Pre-flight → Acquire Lock → 
  [Iteration 1] → Summary → 
  [Iteration 2 + context] → Summary → 
  ... → 
  [Iteration N + context] → Summary → 
  [Optional: Self-eval] → 
Release Lock → Final Artifacts

Artifact Structure

Prompt (run):

.scripts/runs/
└── agent-20260521-abc123/
    ├── output.log          # Raw agent output
    └── summary.md          # Extracted summary

Sweep:

.scripts/runs/
└── sweep-20260521-abc123/
    ├── iteration-1/
    │   ├── output.log
    │   └── summary.md
    ├── iteration-2/
    │   ├── output.log
    │   └── summary.md
    ├── iteration-3/
    │   ├── output.log
    │   └── summary.md
    ├── sweep-manifest.json  # Sweep metadata
    └── eval-scores.json     # Self-eval results (optional)

Lock Semantics

  • Prompt: No locking. Multiple run commands can execute concurrently.
  • Sweep: Lock file created at sweep start; released on completion. Prevents concurrent sweeps on the same file.
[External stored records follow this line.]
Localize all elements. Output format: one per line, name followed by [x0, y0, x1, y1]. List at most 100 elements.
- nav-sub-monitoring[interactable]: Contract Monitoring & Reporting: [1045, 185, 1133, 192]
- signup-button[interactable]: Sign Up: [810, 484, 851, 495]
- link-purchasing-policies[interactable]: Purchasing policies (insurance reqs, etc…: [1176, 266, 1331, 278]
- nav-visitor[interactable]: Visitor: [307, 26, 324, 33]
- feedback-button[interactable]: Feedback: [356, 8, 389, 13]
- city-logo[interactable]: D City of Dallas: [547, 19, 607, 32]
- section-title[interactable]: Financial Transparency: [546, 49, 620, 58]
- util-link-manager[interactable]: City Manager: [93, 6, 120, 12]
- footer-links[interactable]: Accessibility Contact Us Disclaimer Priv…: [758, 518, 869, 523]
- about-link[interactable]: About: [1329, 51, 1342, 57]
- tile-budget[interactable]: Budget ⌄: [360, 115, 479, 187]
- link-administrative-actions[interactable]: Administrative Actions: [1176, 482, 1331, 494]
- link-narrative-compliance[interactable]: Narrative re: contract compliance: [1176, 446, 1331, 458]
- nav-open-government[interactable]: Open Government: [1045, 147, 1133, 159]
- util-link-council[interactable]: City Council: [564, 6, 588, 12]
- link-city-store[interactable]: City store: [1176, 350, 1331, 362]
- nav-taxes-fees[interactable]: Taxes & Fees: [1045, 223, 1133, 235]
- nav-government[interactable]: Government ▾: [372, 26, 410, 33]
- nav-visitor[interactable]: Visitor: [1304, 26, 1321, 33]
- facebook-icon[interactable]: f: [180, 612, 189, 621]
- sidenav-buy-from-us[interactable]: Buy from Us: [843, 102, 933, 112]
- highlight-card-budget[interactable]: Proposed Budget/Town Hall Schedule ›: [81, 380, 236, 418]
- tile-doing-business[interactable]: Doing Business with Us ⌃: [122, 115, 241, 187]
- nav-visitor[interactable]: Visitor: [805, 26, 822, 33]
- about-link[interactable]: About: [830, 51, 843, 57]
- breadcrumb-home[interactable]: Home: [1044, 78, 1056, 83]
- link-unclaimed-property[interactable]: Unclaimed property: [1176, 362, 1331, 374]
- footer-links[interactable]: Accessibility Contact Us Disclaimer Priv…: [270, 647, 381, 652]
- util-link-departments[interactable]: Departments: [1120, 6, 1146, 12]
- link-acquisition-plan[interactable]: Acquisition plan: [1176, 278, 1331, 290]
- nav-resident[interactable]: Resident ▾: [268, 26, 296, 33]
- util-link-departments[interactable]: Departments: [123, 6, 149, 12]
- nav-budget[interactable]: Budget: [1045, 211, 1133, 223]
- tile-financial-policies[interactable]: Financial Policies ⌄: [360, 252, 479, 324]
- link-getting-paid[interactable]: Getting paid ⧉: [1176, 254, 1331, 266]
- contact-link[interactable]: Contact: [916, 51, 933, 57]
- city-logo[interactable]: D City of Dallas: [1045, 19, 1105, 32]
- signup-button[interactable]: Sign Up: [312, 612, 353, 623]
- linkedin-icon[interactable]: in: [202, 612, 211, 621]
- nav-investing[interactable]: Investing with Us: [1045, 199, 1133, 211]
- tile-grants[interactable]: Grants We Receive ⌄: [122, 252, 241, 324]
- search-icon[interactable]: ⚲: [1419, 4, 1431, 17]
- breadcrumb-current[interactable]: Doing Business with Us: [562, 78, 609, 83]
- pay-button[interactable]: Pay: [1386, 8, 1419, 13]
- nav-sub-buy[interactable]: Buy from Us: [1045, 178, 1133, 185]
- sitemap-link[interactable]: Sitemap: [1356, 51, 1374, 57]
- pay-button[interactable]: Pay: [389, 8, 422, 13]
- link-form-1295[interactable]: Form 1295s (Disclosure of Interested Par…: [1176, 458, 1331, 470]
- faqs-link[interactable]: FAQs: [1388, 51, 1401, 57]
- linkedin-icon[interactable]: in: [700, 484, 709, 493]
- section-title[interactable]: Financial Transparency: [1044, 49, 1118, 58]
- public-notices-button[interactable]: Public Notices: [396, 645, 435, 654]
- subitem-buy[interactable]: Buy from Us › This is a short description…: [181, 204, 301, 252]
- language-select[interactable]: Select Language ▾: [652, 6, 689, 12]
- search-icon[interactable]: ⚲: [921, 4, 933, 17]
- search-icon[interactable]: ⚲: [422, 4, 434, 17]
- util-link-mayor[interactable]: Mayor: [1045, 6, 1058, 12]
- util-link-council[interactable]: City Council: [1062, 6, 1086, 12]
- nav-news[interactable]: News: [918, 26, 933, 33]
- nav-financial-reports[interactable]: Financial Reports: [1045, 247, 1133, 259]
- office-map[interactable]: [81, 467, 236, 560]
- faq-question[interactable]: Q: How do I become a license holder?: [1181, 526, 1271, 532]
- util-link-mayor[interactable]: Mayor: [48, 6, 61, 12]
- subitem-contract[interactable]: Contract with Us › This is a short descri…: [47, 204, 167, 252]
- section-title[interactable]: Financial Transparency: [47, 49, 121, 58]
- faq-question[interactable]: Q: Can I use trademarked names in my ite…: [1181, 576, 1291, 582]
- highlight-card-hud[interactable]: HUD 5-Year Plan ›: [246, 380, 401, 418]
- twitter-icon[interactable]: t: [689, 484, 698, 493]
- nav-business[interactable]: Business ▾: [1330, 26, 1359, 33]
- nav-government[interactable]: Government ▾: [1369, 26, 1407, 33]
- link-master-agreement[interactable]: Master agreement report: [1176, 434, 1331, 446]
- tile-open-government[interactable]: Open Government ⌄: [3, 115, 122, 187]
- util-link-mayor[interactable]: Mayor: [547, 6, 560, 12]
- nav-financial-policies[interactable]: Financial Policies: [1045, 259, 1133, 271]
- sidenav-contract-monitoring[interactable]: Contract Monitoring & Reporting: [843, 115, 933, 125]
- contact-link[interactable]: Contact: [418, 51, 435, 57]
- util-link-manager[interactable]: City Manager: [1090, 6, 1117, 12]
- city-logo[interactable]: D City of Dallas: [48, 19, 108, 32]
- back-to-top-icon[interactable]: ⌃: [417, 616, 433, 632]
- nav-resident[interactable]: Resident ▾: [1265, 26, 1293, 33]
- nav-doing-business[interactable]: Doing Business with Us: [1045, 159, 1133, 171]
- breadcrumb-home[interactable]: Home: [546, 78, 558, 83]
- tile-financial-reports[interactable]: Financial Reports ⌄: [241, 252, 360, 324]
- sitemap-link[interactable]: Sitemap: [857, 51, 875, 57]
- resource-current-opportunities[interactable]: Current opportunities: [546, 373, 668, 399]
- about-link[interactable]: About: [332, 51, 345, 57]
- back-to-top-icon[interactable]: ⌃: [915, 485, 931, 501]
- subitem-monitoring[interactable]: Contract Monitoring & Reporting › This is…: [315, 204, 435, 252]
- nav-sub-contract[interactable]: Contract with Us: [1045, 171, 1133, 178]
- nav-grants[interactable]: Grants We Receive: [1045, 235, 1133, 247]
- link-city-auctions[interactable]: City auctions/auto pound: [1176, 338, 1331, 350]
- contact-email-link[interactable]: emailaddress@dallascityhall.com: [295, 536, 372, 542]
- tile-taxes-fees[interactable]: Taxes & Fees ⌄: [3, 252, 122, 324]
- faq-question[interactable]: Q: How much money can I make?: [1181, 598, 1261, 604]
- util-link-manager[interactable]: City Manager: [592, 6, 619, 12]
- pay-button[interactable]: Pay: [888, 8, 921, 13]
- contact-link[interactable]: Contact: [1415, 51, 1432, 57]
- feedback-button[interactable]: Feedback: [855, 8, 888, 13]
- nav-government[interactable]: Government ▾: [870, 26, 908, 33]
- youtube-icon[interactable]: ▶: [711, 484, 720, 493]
Stale locks auto-expire.

Pre-Flight Checks

  • Prompt: Validates provider availability only.
  • Sweep: Full pre-flight: provider availability, disk space, git state, existing lock check, prompt file validation, YAML frontmatter parsing.

Decision Matrix

ScenarioUse runUse run-batchUse sweep
Quick code reviewYes
Review + test + docsYes
Security audit (thorough)Yes
CI/CD check on PRYesYes
Codebase-wide refactoringYes
Generate a single fileYes
Progressive bug fixingYes
Multi-file code generationYes
Performance optimizationYes
One-time migrationYes
Compliance auditYes

Combining Approaches

You can combine prompt and sweep execution in workflows:

# Step 1: Quick scan with run
prompts-gpt run .prompts-gpt/quick-scan.md --provider codex

# Step 2: Deep dive with sweep on findings
prompts-gpt sweep .prompts-gpt/sweeps/deep-security.md -n 5 --provider codex

# Step 3: Batch verification
prompts-gpt run-batch .prompts-gpt/verify-*.md --provider codex

Programmatic Example

import { runPrompt, runBatch, sweepPrompt } from "prompts-gpt";

// Single quick check
const quickResult = await runPrompt({
  promptFile: ".prompts-gpt/lint-check.md",
  provider: "codex",
});

// Batch of independent tasks
const batchResult = await runBatch({
  promptFiles: [".prompts-gpt/review.md", ".prompts-gpt/docs.md"],
  provider: "codex",
});

// Deep iterative audit
const sweepResult = await sweepPrompt({
  promptFile: ".prompts-gpt/sweeps/security.md",
  iterations: 5,
  provider: "codex",
  eval: {
    criteria: ["correctness", "completeness"],
    passThreshold: 0.8,
  },
});

Summary

  • run: One prompt, one shot, one result. Fast and stateless.
  • run-batch: Multiple prompts, sequential, independent. Good for CI.
  • sweep: One prompt, many iterations, context-chained. Deep and thorough.

Choose run for speed, run-batch for breadth, and sweep for depth.